Kong Weiyi, You Zhisheng, Lv Xuebin
National Key Laboratory of Fundamental Science on Synthetic Vision, Sichuan University, Chengdu, 610065, PR China.
School of Computer Science, Sichuan University, Chengdu, 610064, PR China.
Comput Commun. 2023 Feb 1;199:30-41. doi: 10.1016/j.comcom.2022.12.011. Epub 2022 Dec 13.

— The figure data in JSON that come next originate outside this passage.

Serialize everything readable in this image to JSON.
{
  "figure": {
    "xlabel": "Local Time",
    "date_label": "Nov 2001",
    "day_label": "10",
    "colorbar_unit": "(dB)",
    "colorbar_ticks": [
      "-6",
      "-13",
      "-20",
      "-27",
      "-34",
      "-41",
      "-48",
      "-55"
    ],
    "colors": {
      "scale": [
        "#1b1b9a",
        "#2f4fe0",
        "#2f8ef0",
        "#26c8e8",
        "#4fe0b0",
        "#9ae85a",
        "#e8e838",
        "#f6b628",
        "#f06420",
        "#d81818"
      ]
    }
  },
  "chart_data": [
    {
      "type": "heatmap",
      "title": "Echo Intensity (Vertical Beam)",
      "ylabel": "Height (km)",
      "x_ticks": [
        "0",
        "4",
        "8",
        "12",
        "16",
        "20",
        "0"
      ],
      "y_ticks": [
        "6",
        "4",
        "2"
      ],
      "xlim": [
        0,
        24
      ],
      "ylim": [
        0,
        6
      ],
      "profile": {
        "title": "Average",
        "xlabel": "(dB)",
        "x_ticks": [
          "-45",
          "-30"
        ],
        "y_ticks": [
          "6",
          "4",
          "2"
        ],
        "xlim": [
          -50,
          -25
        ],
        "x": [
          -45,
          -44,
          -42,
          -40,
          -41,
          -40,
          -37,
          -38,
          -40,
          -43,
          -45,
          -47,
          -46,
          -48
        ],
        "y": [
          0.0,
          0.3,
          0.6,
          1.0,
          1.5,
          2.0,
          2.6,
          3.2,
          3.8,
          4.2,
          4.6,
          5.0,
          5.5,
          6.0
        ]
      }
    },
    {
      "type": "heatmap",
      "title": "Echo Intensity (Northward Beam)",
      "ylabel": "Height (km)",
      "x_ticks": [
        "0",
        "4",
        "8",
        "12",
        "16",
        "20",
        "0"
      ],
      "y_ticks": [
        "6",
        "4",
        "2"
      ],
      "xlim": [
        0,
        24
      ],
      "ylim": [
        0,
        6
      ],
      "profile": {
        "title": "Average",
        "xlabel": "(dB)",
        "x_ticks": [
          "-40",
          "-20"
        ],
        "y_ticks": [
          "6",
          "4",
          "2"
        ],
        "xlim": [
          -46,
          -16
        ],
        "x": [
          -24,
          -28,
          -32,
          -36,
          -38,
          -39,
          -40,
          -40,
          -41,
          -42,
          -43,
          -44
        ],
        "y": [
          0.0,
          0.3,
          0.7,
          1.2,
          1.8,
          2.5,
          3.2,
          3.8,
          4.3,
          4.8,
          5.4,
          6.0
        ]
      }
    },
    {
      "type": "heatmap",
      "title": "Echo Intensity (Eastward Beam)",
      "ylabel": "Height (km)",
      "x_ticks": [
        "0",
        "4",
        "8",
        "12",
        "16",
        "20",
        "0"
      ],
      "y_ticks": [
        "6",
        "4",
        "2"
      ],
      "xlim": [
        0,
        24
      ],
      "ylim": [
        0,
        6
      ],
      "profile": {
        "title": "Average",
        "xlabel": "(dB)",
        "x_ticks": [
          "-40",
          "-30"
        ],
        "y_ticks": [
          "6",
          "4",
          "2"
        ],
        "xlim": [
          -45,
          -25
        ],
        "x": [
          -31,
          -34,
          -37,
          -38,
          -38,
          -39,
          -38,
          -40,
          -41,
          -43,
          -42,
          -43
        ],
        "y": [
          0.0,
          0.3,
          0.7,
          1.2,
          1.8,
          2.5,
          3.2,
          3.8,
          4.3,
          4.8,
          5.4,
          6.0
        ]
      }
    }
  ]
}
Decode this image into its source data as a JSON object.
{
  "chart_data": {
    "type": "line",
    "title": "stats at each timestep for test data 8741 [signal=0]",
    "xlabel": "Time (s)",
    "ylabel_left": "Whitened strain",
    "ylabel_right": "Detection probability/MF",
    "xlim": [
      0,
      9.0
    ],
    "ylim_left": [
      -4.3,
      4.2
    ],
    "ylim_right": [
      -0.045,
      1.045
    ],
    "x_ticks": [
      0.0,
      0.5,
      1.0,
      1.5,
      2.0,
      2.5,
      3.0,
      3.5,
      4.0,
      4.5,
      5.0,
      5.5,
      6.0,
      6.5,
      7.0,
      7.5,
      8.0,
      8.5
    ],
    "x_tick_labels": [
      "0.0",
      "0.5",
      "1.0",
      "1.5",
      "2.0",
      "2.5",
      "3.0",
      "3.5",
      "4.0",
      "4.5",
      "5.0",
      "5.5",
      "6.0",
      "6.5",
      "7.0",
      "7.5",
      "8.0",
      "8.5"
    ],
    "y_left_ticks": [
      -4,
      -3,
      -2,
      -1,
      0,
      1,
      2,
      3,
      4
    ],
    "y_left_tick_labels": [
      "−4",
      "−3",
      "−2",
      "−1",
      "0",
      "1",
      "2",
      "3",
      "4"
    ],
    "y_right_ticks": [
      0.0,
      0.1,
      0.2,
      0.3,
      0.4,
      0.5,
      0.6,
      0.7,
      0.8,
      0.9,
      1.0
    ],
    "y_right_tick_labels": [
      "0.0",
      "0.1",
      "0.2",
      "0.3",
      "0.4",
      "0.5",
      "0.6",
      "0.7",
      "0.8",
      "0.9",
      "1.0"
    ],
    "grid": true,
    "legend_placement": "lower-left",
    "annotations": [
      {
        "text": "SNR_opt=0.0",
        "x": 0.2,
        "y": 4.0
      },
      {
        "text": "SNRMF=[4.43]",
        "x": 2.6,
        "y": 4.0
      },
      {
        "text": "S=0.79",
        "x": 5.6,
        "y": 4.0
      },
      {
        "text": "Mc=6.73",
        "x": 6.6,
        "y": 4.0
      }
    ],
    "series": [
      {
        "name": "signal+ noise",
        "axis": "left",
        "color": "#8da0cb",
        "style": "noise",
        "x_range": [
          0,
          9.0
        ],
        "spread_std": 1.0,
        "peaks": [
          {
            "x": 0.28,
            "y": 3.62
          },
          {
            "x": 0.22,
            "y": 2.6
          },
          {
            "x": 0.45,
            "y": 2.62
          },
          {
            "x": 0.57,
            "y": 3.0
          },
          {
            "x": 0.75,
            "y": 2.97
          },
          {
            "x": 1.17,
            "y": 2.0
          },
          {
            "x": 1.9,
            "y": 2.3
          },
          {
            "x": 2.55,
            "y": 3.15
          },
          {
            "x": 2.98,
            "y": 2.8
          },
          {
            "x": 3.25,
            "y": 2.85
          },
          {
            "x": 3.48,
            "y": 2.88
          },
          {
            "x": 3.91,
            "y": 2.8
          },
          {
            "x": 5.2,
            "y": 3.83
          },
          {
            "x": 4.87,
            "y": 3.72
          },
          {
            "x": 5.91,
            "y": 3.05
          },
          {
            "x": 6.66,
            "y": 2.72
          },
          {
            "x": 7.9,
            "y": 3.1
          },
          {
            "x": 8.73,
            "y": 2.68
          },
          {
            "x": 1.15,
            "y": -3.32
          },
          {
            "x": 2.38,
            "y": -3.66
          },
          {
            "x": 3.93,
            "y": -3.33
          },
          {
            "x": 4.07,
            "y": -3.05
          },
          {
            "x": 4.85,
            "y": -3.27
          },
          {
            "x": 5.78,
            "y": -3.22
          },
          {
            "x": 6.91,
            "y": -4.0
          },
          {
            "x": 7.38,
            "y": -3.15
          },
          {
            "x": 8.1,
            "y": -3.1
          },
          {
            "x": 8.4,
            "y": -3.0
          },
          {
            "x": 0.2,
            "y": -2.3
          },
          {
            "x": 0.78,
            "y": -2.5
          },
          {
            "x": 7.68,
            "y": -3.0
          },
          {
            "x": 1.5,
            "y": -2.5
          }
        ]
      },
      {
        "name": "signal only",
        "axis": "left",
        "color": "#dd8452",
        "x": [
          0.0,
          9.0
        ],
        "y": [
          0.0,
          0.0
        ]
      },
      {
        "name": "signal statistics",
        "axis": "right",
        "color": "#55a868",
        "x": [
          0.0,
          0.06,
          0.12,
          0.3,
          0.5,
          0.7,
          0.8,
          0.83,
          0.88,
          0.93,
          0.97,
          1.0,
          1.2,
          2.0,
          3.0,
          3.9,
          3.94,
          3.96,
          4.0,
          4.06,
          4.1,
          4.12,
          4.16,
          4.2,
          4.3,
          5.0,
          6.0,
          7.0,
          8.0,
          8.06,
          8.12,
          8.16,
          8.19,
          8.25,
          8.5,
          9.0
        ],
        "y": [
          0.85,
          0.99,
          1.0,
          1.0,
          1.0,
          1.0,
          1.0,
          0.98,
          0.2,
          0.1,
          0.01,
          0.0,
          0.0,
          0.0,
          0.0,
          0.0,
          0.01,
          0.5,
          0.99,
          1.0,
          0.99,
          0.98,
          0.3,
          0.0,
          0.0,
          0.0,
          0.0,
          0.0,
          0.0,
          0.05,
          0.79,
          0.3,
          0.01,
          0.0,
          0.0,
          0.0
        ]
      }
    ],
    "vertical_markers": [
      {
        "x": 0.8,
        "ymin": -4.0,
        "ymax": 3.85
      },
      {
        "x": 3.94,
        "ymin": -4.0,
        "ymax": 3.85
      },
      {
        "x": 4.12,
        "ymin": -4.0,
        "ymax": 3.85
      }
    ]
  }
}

Under the normalization of epidemic control in COVID-19, it is essential to realize fast and high-precision face recognition without feeling for epidemic prevention and control. This paper proposes an innovative Laplacian pyramid algorithm for deep 3D face recognition, which can be used in public. Through multi-mode fusion, dense 3D alignment and multi-scale residual fusion are ensured. Firstly, the 2D to 3D structure representation method is used to fully correlate the information of crucial points, and dense alignment modeling is carried out. Then, based on the 3D critical point model, a five-layer Laplacian depth network is constructed. High-precision recognition can be achieved by multi-scale and multi-modal mapping and reconstruction of 3D face depth images. Finally, in the training process, the multi-scale residual weight is embedded into the loss function to improve the network's performance. In addition, to achieve high real-time performance, our network is designed in an end-to-end cascade. While ensuring the accuracy of identification, it guarantees personnel screening under the normalization of epidemic control. This ensures fast and high-precision face recognition and establishes a 3D face database. This method is adaptable and robust in harsh, low light, and noise environments. Moreover, it can complete face reconstruction and recognize various skin colors and postures.
在新冠肺炎疫情防控常态化情况下,实现无感防疫防控的快速、高精度人脸识别至关重要。本文提出一种创新的用于深度三维人脸识别的拉普拉斯金字塔算法,可用于公共场所。通过多模态融合,确保了密集三维对齐和多尺度残差融合。首先,采用二维到三维结构表示方法充分关联关键点信息,并进行密集对齐建模。然后,基于三维关键点模型构建五层拉普拉斯深度网络。通过对三维人脸深度图像进行多尺度、多模态映射和重建,可实现高精度识别。最后,在训练过程中,将多尺度残差权重嵌入损失函数以提升网络性能。此外,为实现高实时性,我们的网络采用端到端级联设计。在确保识别准确率的同时,保证疫情防控常态化下的人员筛查。这确保了快速、高精度的人脸识别,并建立了三维人脸数据库。该方法在恶劣、低光照和噪声环境下具有适应性和鲁棒性。此外,它还能完成人脸重建,并识别各种肤色和姿态。